Why coins are suddenly in short supply

bdmetronews Desk ॥  A shortage of circulating coins born out of the coronavirus pandemic has spurred the creation of a U.S. coin task force to help solve the problem.

At fast-food restaurants, supermarkets, banks and other businesses across the country where cash normally changes hands, customers are being warned that coins are in short supply.

Scott Talan found that out last weekend when he used a Starbucks drive-thru in Virginia and was met by a handwritten sign that read, “Due to the national coin shortage, we can only accept exact change or electronic payment at this time.”

He thought it was a prank.

“I was going to email the store manager or Starbucks headquarters because it didn’t look official,” said Talan, an assistant professor at American University in Washington. “It’s all very strange and fitting of the times we’re in.”

Starbucks did not immediately respond to a request for comment Wednesday.

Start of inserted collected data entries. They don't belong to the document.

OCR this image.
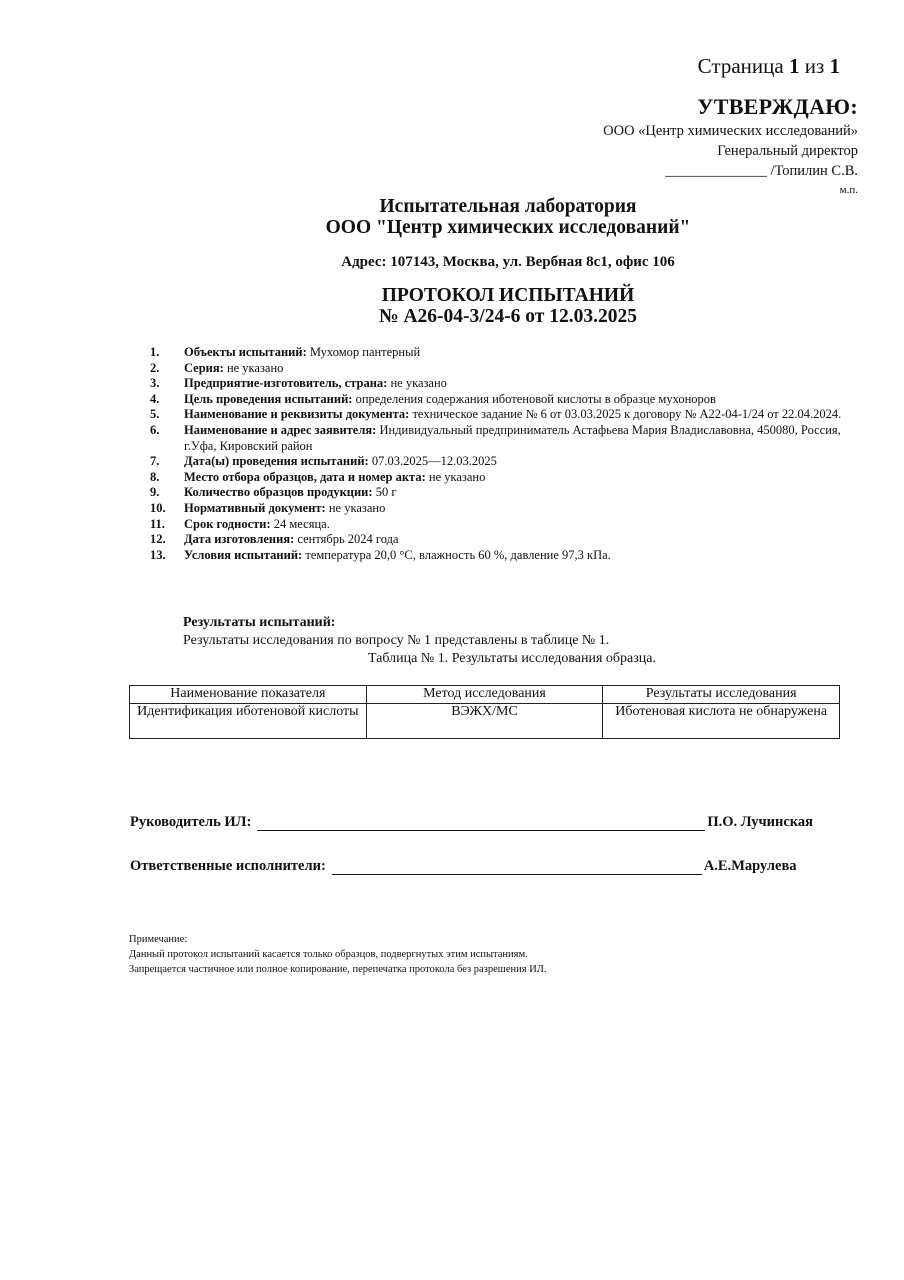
Страница 1 из 1
УТВЕРЖДАЮ:
ООО «Центр химических исследований»
Генеральный директор
______________ /Топилин С.В.
м.п.
Испытательная лаборатория
ООО "Центр химических исследований"
Адрес: 107143, Москва, ул. Вербная 8с1, офис 106
ПРОТОКОЛ ИСПЫТАНИЙ
№ А26-04-3/24-6 от 12.03.2025
1.	Объекты испытаний: Мухомор пантерный
2.	Серия: не указано
3.	Предприятие-изготовитель, страна: не указано
4.	Цель проведения испытаний: определения содержания иботеновой кислоты в образце мухоноров
5.	Наименование и реквизиты документа: техническое задание № 6 от 03.03.2025 к договору № А22-04-1/24 от 22.04.2024.
6.	Наименование и адрес заявителя: Индивидуальный предприниматель Астафьева Мария Владиславовна, 450080, Россия, г.Уфа, Кировский район
7.	Дата(ы) проведения испытаний: 07.03.2025—12.03.2025
8.	Место отбора образцов, дата и номер акта: не указано
9.	Количество образцов продукции: 50 г
10.	Нормативный документ: не указано
11.	Срок годности: 24 месяца.
12.	Дата изготовления: сентябрь 2024 года
13.	Условия испытаний: температура 20,0 °С, влажность 60 %, давление 97,3 кПа.
Результаты испытаний:
Результаты исследования по вопросу № 1 представлены в таблице № 1.
Таблица № 1. Результаты исследования образца.
Наименование показателя	Метод исследования	Результаты исследования
Идентификация иботеновой кислоты	ВЭЖХ/МС	Иботеновая кислота не обнаружена
Руководитель ИЛ:	П.О. Лучинская
Ответственные исполнители:	А.Е.Марулева
Примечание:
Данный протокол испытаний касается только образцов, подвергнутых этим испытаниям.
Запрещается частичное или полное копирование, перепечатка протокола без разрешения ИЛ.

The apparent absence of enough coins in the nation’s marketplace has so alarmed the federal government that last month the Federal Reserve established a U.S. Coin Task Force to “mitigate the effects of low coin inventories caused by the COVID-19 pandemic.”

The 22 members of the task force were announced Friday, representing government agencies, banks and businesses, and they will meet this month with the goal of sharing recommendations in early August to identify “actionable steps that supply chain participants can take to address the current coin circulation issue.”